Una domanda in quel momento volteggiava nella testa di entrambi: ma come le era venuto in mente? Ma quando l'aria calda gli arrivò in testa e le delicate carezze di una mano accompagnare i capelli alla fonte di calore, sentì piena libertà di chiudere gli occhi e distendere i muscoli, godendosi a pieno quel momento di pace e tranquillità.

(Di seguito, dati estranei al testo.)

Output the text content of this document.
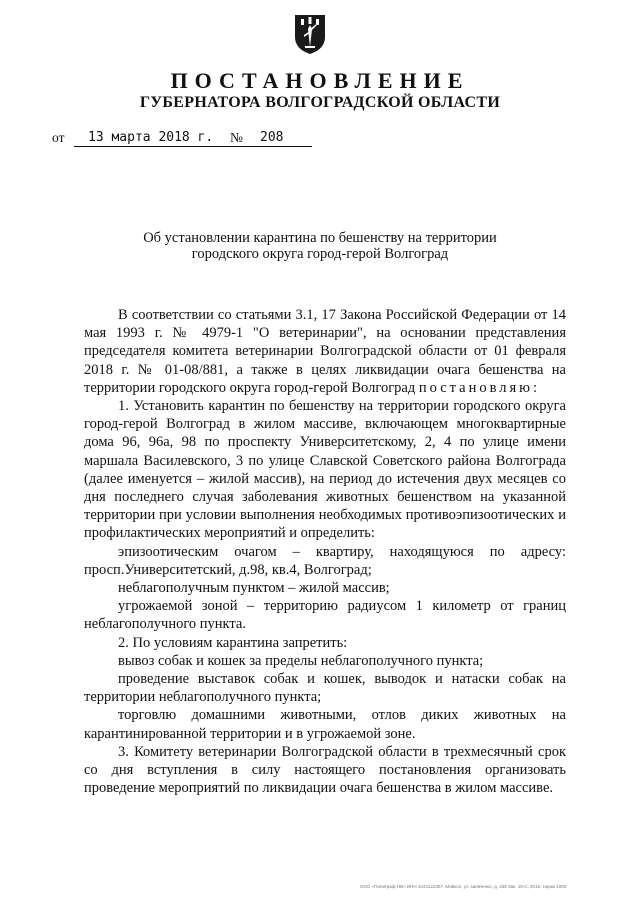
ПОСТАНОВЛЕНИЕ
ГУБЕРНАТОРА ВОЛГОГРАДСКОЙ ОБЛАСТИ
от	13 марта 2018 г.	№	208
Об установлении карантина по бешенству на территории
городского округа город-герой Волгоград

В соответствии со статьями 3.1, 17 Закона Российской Федерации от 14 мая 1993 г. № 4979-1 "О ветеринарии", на основании представления председателя комитета ветеринарии Волгоградской области от 01 февраля 2018 г. № 01-08/881, а также в целях ликвидации очага бешенства на территории городского округа город-герой Волгоград постановляю:

1. Установить карантин по бешенству на территории городского округа город-герой Волгоград в жилом массиве, включающем многоквартирные дома 96, 96а, 98 по проспекту Университетскому, 2, 4 по улице имени маршала Василевского, 3 по улице Славской Советского района Волгограда (далее именуется – жилой массив), на период до истечения двух месяцев со дня последнего случая заболевания животных бешенством на указанной территории при условии выполнения необходимых противоэпизоотических и профилактических мероприятий и определить:

эпизоотическим очагом – квартиру, находящуюся по адресу: просп.Университетский, д.98, кв.4, Волгоград;

неблагополучным пунктом – жилой массив;

угрожаемой зоной – территорию радиусом 1 километр от границ неблагополучного пункта.

2. По условиям карантина запретить:

вывоз собак и кошек за пределы неблагополучного пункта;

проведение выставок собак и кошек, выводок и натаски собак на территории неблагополучного пункта;

торговлю домашними животными, отлов диких животных на карантинированной территории и в угрожаемой зоне.

3. Комитету ветеринарии Волгоградской области в трехмесячный срок со дня вступления в силу настоящего постановления организовать проведение мероприятий по ликвидации очага бешенства в жилом массиве.

ООО «Полиграф-НВ» ИНН 3444122307, Майкоп, ул. Шевченко, д. 268 Зак. 19-С, 2015, тираж 1000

Lo stesso accadde a lei nell'attimo in cui le sue dita entrarono in contatto con quei capelli zuppi d'acqua, era come se di quel massaggio stesse beneficiando anche lei, era come un antistress che, per fortuna, sembrò calmare perfino i suoi ormoni che sembravano di li a poco impazziti, la loro ultima richiesta prima del suicidio definitivo era quella di poter toccare, almeno un'ultima volta quei capelli. Come negare un ultimo desiderio ad un condannato a morte? La verità era che non avrebbe resistito ad osservarlo fare ciò che era impegnata a fargli lei al momento, lo trovava estremamente eccitante. In un battito di ciglia si ritrovò accaldata, con immagini poco caste impossessarsi della sua testa, già abbastanza in tumulto per via degli ormoni, tutto ciò stava minacciando che la situazione potesse sfuggirle di mano per l'ennesima volta. Diamine aveva già commesso quell'errore oggi, si era già abbandonata ai pensieri poco casti, rendendoli non più solo pensieri, ma fatti. Si era gia sentita in colpa, seppur non pentita completamente, per questo ancora più in colpa!

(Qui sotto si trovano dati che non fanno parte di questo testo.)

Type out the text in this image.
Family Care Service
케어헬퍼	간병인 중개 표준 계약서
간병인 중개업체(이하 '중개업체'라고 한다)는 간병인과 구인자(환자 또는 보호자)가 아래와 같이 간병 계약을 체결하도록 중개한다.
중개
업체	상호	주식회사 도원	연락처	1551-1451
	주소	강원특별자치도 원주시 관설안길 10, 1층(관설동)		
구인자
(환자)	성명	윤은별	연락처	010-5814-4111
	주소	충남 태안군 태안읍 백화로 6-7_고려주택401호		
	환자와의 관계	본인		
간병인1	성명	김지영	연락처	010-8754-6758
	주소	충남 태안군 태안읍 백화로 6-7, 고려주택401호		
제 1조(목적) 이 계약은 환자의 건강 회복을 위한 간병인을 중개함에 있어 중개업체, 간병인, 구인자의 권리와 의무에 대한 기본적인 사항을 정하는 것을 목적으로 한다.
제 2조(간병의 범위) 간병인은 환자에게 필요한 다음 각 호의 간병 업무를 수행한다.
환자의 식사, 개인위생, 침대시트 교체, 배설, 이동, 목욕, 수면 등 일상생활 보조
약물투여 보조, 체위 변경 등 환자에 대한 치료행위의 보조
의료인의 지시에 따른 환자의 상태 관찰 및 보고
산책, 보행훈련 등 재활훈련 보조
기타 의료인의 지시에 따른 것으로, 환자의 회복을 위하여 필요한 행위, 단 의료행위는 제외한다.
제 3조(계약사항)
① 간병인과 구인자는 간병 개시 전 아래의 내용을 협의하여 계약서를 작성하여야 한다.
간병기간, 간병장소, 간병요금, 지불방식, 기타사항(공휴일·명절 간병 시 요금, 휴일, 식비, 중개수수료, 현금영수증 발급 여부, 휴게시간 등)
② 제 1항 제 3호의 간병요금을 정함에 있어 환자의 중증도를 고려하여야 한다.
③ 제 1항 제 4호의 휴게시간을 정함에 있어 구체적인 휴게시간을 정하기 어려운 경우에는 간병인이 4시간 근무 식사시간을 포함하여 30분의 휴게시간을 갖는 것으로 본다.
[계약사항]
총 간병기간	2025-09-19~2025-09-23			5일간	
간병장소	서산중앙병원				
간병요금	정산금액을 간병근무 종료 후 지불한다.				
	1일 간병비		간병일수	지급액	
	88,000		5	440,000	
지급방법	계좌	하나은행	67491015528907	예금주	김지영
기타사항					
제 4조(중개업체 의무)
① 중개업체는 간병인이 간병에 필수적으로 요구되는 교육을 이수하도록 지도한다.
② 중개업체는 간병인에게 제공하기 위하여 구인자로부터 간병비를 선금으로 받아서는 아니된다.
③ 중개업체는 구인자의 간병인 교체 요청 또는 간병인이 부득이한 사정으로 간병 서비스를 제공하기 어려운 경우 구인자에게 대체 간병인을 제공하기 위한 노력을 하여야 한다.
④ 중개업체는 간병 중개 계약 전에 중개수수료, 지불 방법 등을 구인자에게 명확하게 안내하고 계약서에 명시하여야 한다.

- Andiamo a fare i popcorn? – domandò cercando di tornare in possesso di almeno metà della sua lucidità. Prima di uscire il ragazzo si diede un'attenta occhiata allo specchio.
- Bel lavoro – le disse voltandosi per guardarla, pienamente soddisfatto – Considerati la mia ufficiale parrucchiera –
- Quale onore! – esclamò convinta cercando di evitare il suo sguardo e quindi di arrossire – Andiamo i popcorn ci attendono! – ritrovò il coraggio di guardarlo, superando l'imbarazzo che lei stessa aveva creato. Non era da lei nascondersi.
- Agli ordini! -
Peccato che nessuno dei due fosse esperto in preparazione di popcorn, tanto che la cucina si trasformò in un campo di battaglia in piena esplosione.
- Dovevi mettere il coperchio! – urlò evitando che quei cosi le finissero negli occhi, prima di nascondersi sotto al tavolo ancora con il coperchio in mano. Il riccio rise di gusto finché un popcorn gli finì in bocca e un altro tra i capelli che lo costrinse a rintanarsi sotto al tavolo, mentre lei si portava la mano alla bocca ridendo come poco prima aveva fatto lui. Pensò a quanto si fosse sbagliato, a quanto fosse stato cieco a non vedere quanto lei in certi momenti, anche quelli più strani, si rilassasse con lui fino ad abbandonare ogni corazza e mostrarsi per chi fosse in realtà. Un pazza scalmanata. Ed era proprio in questi spiragli di luce che ogni volta lui entrava con decisione fino ad imporre nient'altro che la forza della loro attrazione reciproca che si scontrava.
Ogni tuo pensiero, ogni singolo movimento, ogni tuo silenzio ogni giorno di più io provo in tutto quel che fai, io vedo in tutto quel che sei la ragazza che da sempre è stata nei sogni miei e tutto quanto il mondo intorno è più blu, non c'è neanche una salita quando ci sei tu, per fortuna che ci sei. Sei la più bella del mondo, la più bella per me.